Впервые в жизни я встретился с настоящим вором — парень в бурках не скрывал, что он вор и не просто вор, а вор-скачкарь. Пытаясь вызвать к себе сочувствие, я рассказал, что месяц назад у меня вытащили карточки. Парень в бурках зевнул.
— Я тоже щипачом был. Иногда получалось, чаще — нет. Два раза кровянку пускали — по неделе отлеживался. Потом погорел в универмаге. Под локотки и — в милицию. В лагере с толковыми ребятишками сошелся. Посмотрели они на мои лапы — и приговор: в щипачи не гожусь. После освобождения скачкарем стал. До войны по-всякому бывало: то густо, то пусто. Часто собака в хате оказывалась или же домработница на звонок выходила. Теперь — лафа! Теперь даже в профессорских хатах ни собак, ни домработниц. Открывай дверь и бери, что хочешь.
Я возмутился, однако не осмеливался произнести вслух то, что вертелось на языке.
После обеда — ломоть хлеба и борщ с крупно нарезанной, недоваренной свеклой — меня повели к следователю. Проходя через дежурку, перегороженную деревянным барьером, гладко отполированным руками облокачивающихся на него людей, я увидел бабушку, удрученную, состарившуюся — так показалось мне — еще больше, рванулся к ней с воплем: «Прости! Пожалуйста, прости!» — но окрик милиционера заставил меня вернуться назад. В памяти осталась скорбь в бабушкиных глазах.
Комната, куда ввел меня милиционер, была узкой, с двумя стоявшими впритык столами — в чернильных пятнах, с толстыми стеклами на поверхности. Под стеклами вкривь и вкось лежали напечатанные на машинке и написанные от руки бумажки. Стены были выкрашены синей краской, потрескавшейся, местами вспученной. Кроме столов в комнате находилась очень большая табуретка с металлическими ножками. За одним из столов сидел, низко склонившись над раскрытой папкой, мужчина лет сорока в потертом пиджаке. Не отрывая от папки взгляда, он выслушал милиционера, кивком головы отпустил его и, по-прежнему не глядя на меня, сказал:
— Пододвинь табуретку и сядь! — он показал, куда надо поставить табуретку.
Перелистав несколько страниц, мужчина положил папку на противоположный от меня край стола и повернулся ко мне, задев спинкой стула стену. Его глаза, прикрытые тяжелыми, покрасневшими веками, ничего не выражали — ни подозрительности, ни сочувствия, и я, машинально отметив это, подумал, что он, должно быть, часто трет их. И тотчас, подтверждая мою догадку, мужчина потер указательным пальцем сначала левый, потом правый глаз. Проведя рукой по лицу, сказал, сообщив свое имя, отчество и фамилию, что он мой следователь.

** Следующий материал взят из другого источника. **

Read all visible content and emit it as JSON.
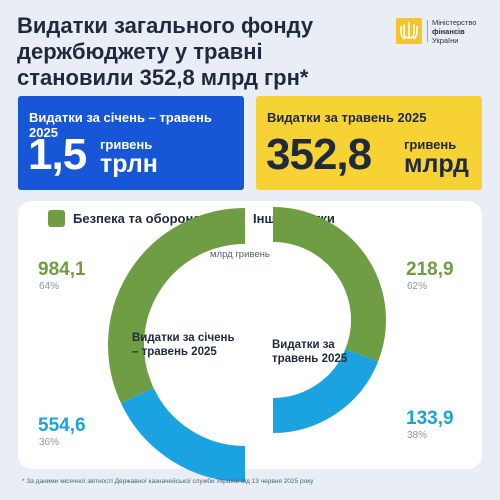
{
  "header": {
    "title": "Видатки загального фонду держбюджету у травні становили 352,8 млрд грн*",
    "logo": {
      "line1": "Міністерство",
      "line2": "фінансів",
      "line3": "України"
    }
  },
  "cards": [
    {
      "caption": "Видатки за січень – травень 2025",
      "value": "1,5",
      "unit_small": "гривень",
      "unit_big": "трлн",
      "color": "#1756d6"
    },
    {
      "caption": "Видатки за травень 2025",
      "value": "352,8",
      "unit_small": "гривень",
      "unit_big": "млрд",
      "color": "#f6d234"
    }
  ],
  "chart_data": [
    {
      "type": "pie",
      "title": "Видатки за січень – травень 2025",
      "unit": "млрд гривень",
      "categories": [
        "Безпека та оборона",
        "Інші видатки"
      ],
      "values": [
        984.1,
        554.6
      ],
      "value_labels": [
        "984,1",
        "554,6"
      ],
      "percent_labels": [
        "64%",
        "36%"
      ],
      "colors": [
        "#6f9d43",
        "#1aa3e0"
      ],
      "legend": "top"
    },
    {
      "type": "pie",
      "title": "Видатки за травень 2025",
      "unit": "млрд гривень",
      "categories": [
        "Безпека та оборона",
        "Інші видатки"
      ],
      "values": [
        218.9,
        133.9
      ],
      "value_labels": [
        "218,9",
        "133,9"
      ],
      "percent_labels": [
        "62%",
        "38%"
      ],
      "colors": [
        "#6f9d43",
        "#1aa3e0"
      ],
      "legend": "top"
    }
  ],
  "footnote": "* За даними місячної звітності Державної казначейської служби України від 13 червня 2025 року"
}
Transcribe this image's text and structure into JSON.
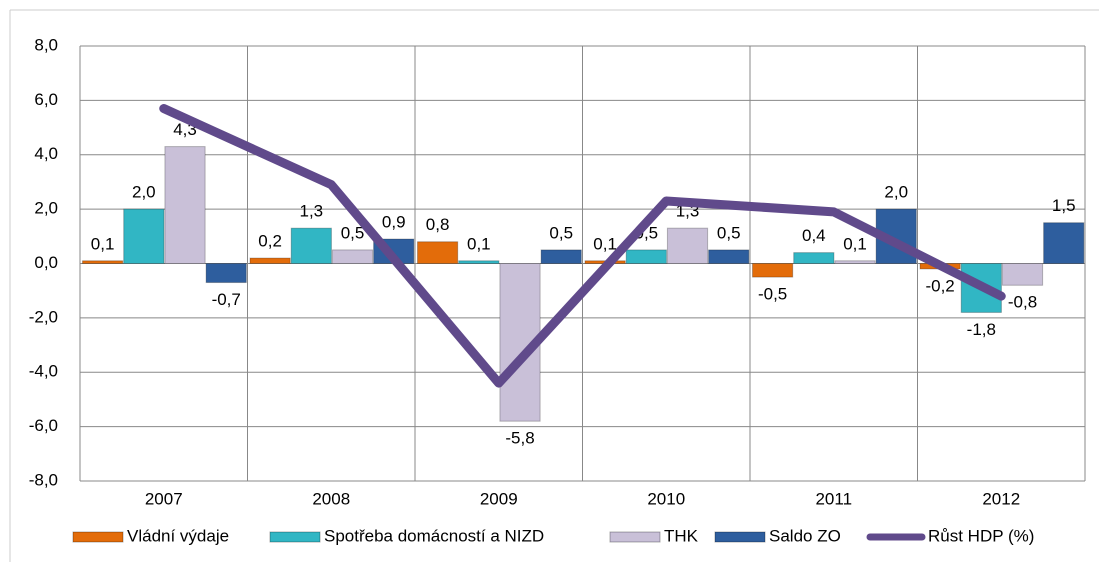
{
  "chart_data": {
    "type": "bar",
    "categories": [
      "2007",
      "2008",
      "2009",
      "2010",
      "2011",
      "2012"
    ],
    "series": [
      {
        "name": "Vládní výdaje",
        "color": "#e36c0a",
        "values": [
          0.1,
          0.2,
          0.8,
          0.1,
          -0.5,
          -0.2
        ],
        "value_labels": [
          "0,1",
          "0,2",
          "0,8",
          "0,1",
          "-0,5",
          "-0,2"
        ]
      },
      {
        "name": "Spotřeba domácností a NIZD",
        "color": "#31b6c4",
        "values": [
          2.0,
          1.3,
          0.1,
          0.5,
          0.4,
          -1.8
        ],
        "value_labels": [
          "2,0",
          "1,3",
          "0,1",
          "0,5",
          "0,4",
          "-1,8"
        ]
      },
      {
        "name": "THK",
        "color": "#c9c0d8",
        "values": [
          4.3,
          0.5,
          -5.8,
          1.3,
          0.1,
          -0.8
        ],
        "value_labels": [
          "4,3",
          "0,5",
          "-5,8",
          "1,3",
          "0,1",
          "-0,8"
        ]
      },
      {
        "name": "Saldo ZO",
        "color": "#2e5e9e",
        "values": [
          -0.7,
          0.9,
          0.5,
          0.5,
          2.0,
          1.5
        ],
        "value_labels": [
          "-0,7",
          "0,9",
          "0,5",
          "0,5",
          "2,0",
          "1,5"
        ]
      },
      {
        "name": "Růst HDP (%)",
        "type": "line",
        "color": "#604a8b",
        "values": [
          5.7,
          2.9,
          -4.4,
          2.3,
          1.9,
          -1.2
        ]
      }
    ],
    "ylim": [
      -8,
      8
    ],
    "yticks": [
      {
        "value": -8,
        "label": "-8,0"
      },
      {
        "value": -6,
        "label": "-6,0"
      },
      {
        "value": -4,
        "label": "-4,0"
      },
      {
        "value": -2,
        "label": "-2,0"
      },
      {
        "value": 0,
        "label": "0,0"
      },
      {
        "value": 2,
        "label": "2,0"
      },
      {
        "value": 4,
        "label": "4,0"
      },
      {
        "value": 6,
        "label": "6,0"
      },
      {
        "value": 8,
        "label": "8,0"
      }
    ],
    "grid": true
  }
}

В моей памяти не сохранились ни имя-отчество, ни фамилия этого человека, но я хорошо помню, что перед каждым допросом он проводил рукой по лицу и тер глаза.
Во время первого допроса следователь не поверил ни одному моему слову — расспрашивал про квартирные кражи, в которых якобы участвовал я, называл фамилии и клички каких-то людей, похмыкивал, выслушивая мои ответы.
Парень в бурках, когда я, возвратившись в камеру, рассказал про допрос, отрубил:
— Раскалывает! Но ты, если даже знаешь что, — молчок. Следователи народ ушлый: дернут ниточку — от клубка пшик. Верно, Олег?
Парень в телогрейке кивнул. Его уже не трясло, на лбу выступил пот, движения сделались вялыми. Он часто и жадно пил — оцинкованное ведро с водой стояло прямо на полу, кружка была одна на троих.
— Малярия? — спросил парень в бурках.
Олег подтвердил — второй год болеет.
— Если бы меня не скрутило, — добавил он, — когда я на стреме стоял, то, может, успел бы предупредить ребятишек.
— Всех взяли?
— Вроде бы всех — у меня тогда туман в голове был. — Назвав парня в бурках Макинтошем, Олег сказал, что дело было верняк: хозяева в эвакуации, а шмоток в квартире — на месяц хватит.
Макинтош завистливо почмокал.
— Уже сутки сижу и — ни одного допроса, — пожаловался Олег.
Макинтош подумал:
— Видать, у них доказательств нет.
— Какие еще доказательства нужны, когда нас с поличным взяли?